Honeybees have been disappearing at an alarming rate since 2005. Colony collapse disorder (CCD) has sparked increased efforts to preserve the pollinating insects. Approximately 70 percent of our food supply is pollinated by honeybees — if the bees die, the human race will not be far behind.
Although many long, cold weeks of winter remain, beekeepers from around the country are busy preparing for the upcoming pollination season. In Connecticut, where a $3 billion agricultural economy hangs in the balance, 7,000 beehives are being painstakingly tended to and monitored – actions which are echoed in a host of agricultural-based states.
As much as 70 percent of the honeybees in colder parts of the country did not survive the harsh winter last year. Honeybee population declines are developing as a major blow to farmers and gardeners – a situation that could lead to higher food prices. The 2013, colony collapse disorder statistics follows record losses of the little pollinators due to colony collapse disorder, a condition in which entire hives disappear or die.
“Bees are the primary link between us and the bounty of fruits and vegetables in our supermarkets. People don’t realize how important they are,” Logee’s Nursery owner in Danielson, Connecticut, Byron Martin, said. “You don’t need a bee to get a head of broccoli or alfalfa. You do need bees to pollinate the mother plants that produce the seeds that grow those crops. People miss that connection.”

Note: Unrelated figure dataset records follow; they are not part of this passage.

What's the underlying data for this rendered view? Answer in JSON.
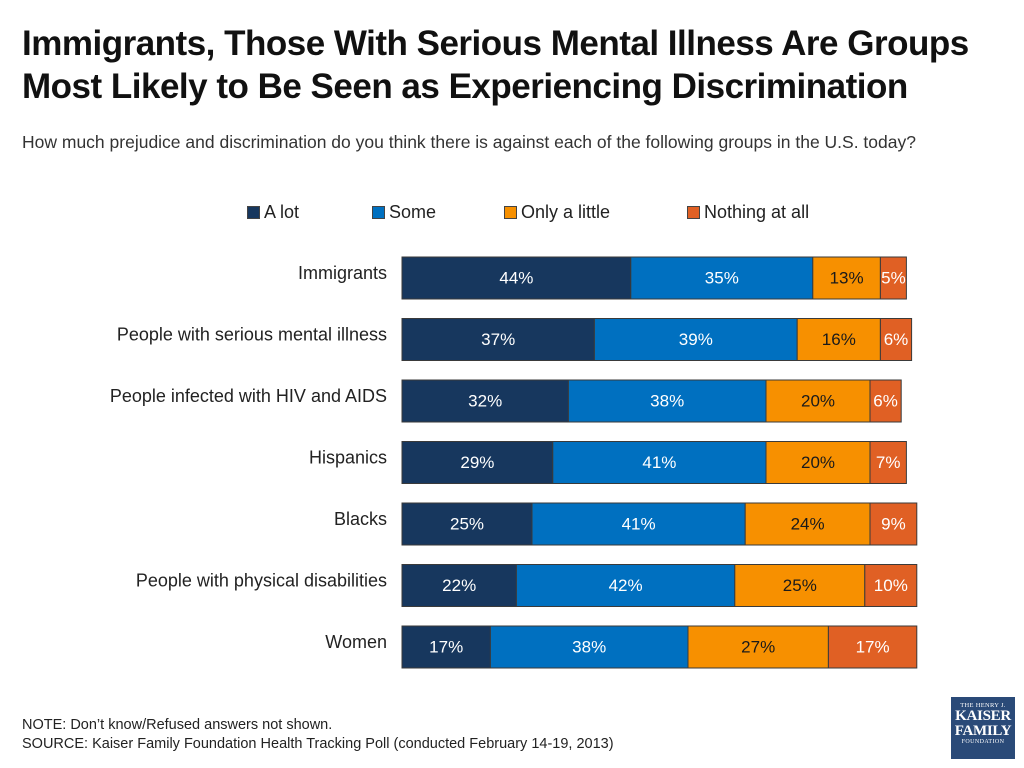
{
  "title": "Immigrants, Those With Serious Mental Illness Are Groups\nMost Likely to Be Seen as Experiencing Discrimination",
  "subtitle": "How much prejudice and discrimination do you think there is against each of the following groups in the U.S. today?",
  "notes": {
    "note": "NOTE: Don’t know/Refused answers not shown.",
    "source": "SOURCE: Kaiser Family Foundation Health Tracking Poll (conducted February 14-19, 2013)"
  },
  "logo": {
    "line1": "THE HENRY J.",
    "line2": "KAISER",
    "line3": "FAMILY",
    "line4": "FOUNDATION"
  },
  "chart_data": {
    "type": "bar",
    "orientation": "horizontal",
    "stacked": true,
    "legend_placement": "top",
    "grid": false,
    "categories": [
      "Immigrants",
      "People with serious mental illness",
      "People infected with HIV and AIDS",
      "Hispanics",
      "Blacks",
      "People with physical disabilities",
      "Women"
    ],
    "series": [
      {
        "name": "A lot",
        "color": "#17375e",
        "label_color": "#ffffff",
        "values": [
          44,
          37,
          32,
          29,
          25,
          22,
          17
        ]
      },
      {
        "name": "Some",
        "color": "#0070c0",
        "label_color": "#ffffff",
        "values": [
          35,
          39,
          38,
          41,
          41,
          42,
          38
        ]
      },
      {
        "name": "Only a little",
        "color": "#f79000",
        "label_color": "#1a1a1a",
        "values": [
          13,
          16,
          20,
          20,
          24,
          25,
          27
        ]
      },
      {
        "name": "Nothing at all",
        "color": "#e06024",
        "label_color": "#ffffff",
        "values": [
          5,
          6,
          6,
          7,
          9,
          10,
          17
        ]
      }
    ],
    "data_labels": [
      [
        "44%",
        "35%",
        "13%",
        "5%"
      ],
      [
        "37%",
        "39%",
        "16%",
        "6%"
      ],
      [
        "32%",
        "38%",
        "20%",
        "6%"
      ],
      [
        "29%",
        "41%",
        "20%",
        "7%"
      ],
      [
        "25%",
        "41%",
        "24%",
        "9%"
      ],
      [
        "22%",
        "42%",
        "25%",
        "10%"
      ],
      [
        "17%",
        "38%",
        "27%",
        "17%"
      ]
    ],
    "xlim": [
      0,
      100
    ]
  }
}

Beekeepers from across America have lamented the decline of their colonies for several years. A 2013 Environmental Audit Committee (EAC) report in the United Kingdom shed more than a little light on the honeybee population decline, but so far, United States agricultural experts have failed to take corrective steps to combat the potentially devastating agricultural issue.

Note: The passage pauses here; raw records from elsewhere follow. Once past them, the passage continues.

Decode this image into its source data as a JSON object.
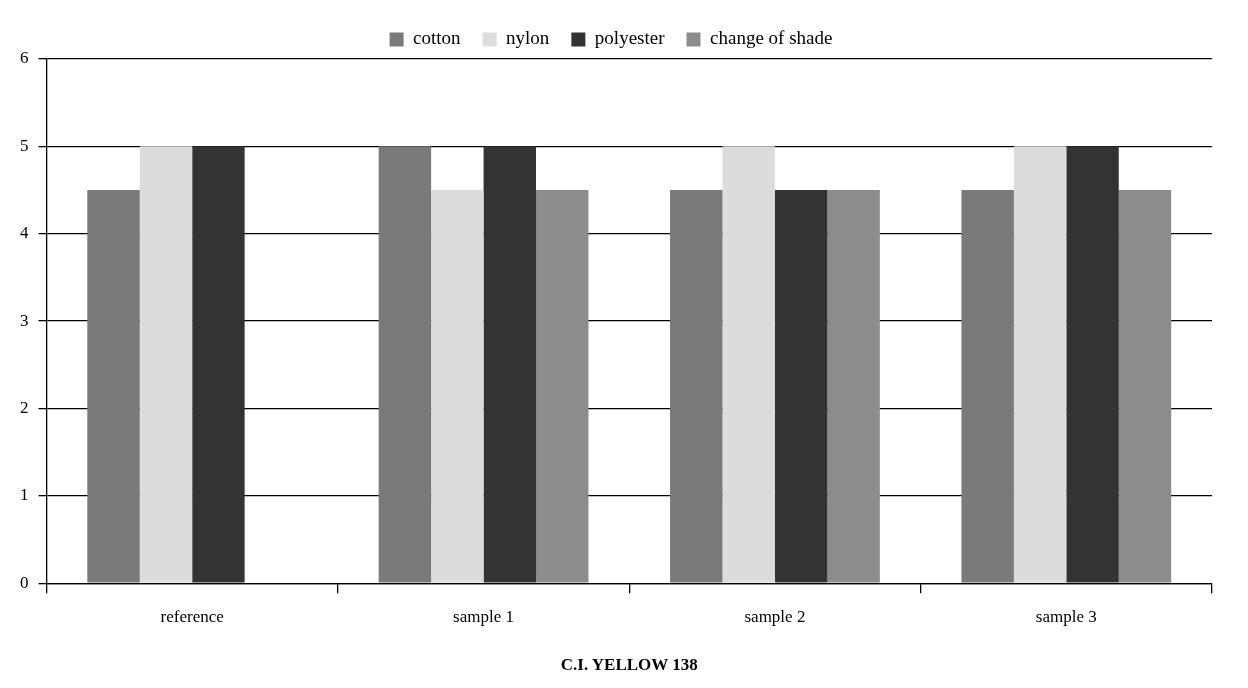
{
  "chart_data": {
    "type": "bar",
    "xlabel": "C.I. YELLOW 138",
    "categories": [
      "reference",
      "sample 1",
      "sample 2",
      "sample 3"
    ],
    "series": [
      {
        "name": "cotton",
        "color": "#7a7a7a",
        "values": [
          4.5,
          5,
          4.5,
          4.5
        ]
      },
      {
        "name": "nylon",
        "color": "#dcdcdc",
        "values": [
          5,
          4.5,
          5,
          5
        ]
      },
      {
        "name": "polyester",
        "color": "#333333",
        "values": [
          5,
          5,
          4.5,
          5
        ]
      },
      {
        "name": "change of shade",
        "color": "#8c8c8c",
        "values": [
          null,
          4.5,
          4.5,
          4.5
        ]
      }
    ],
    "ylim": [
      0,
      6
    ],
    "yticks": [
      0,
      1,
      2,
      3,
      4,
      5,
      6
    ],
    "grid": "y",
    "legend": "top"
  }
}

A class of insecticide chemicals routinely used in America are killing off the bee population, according to the UK report. The chemical culprits are typically applied to rapeseed (canola), corn, sugar beets, and a handful of other crops around the world. Related data released in the European Union confirms the threat to healthy bee colonies. Iowa beekeeper Bob Wolff called the winter of 2013 the worst winter he has ever seen for the honeybee population.
The volunteer beekeeper at the Indian Creek Nature Center in Cedar Rapids told the Gazette newspaper that only two of the 12 hives he kept still remain. Wolff estimates that the colony experienced a 60-70 percent loss overall.
“It’s estimated that agriculture brings in $3 billion to the state’s economy. Bees play an integral part in that equation,” Connecticut state been inspector Mark Creighton said.
American foulbrood disease killed massive numbers of honeybees in the early 1900s, prompting many states to being training and employing government bee inspectors.
What do you think should be done to protect the honeybees and the American food supply?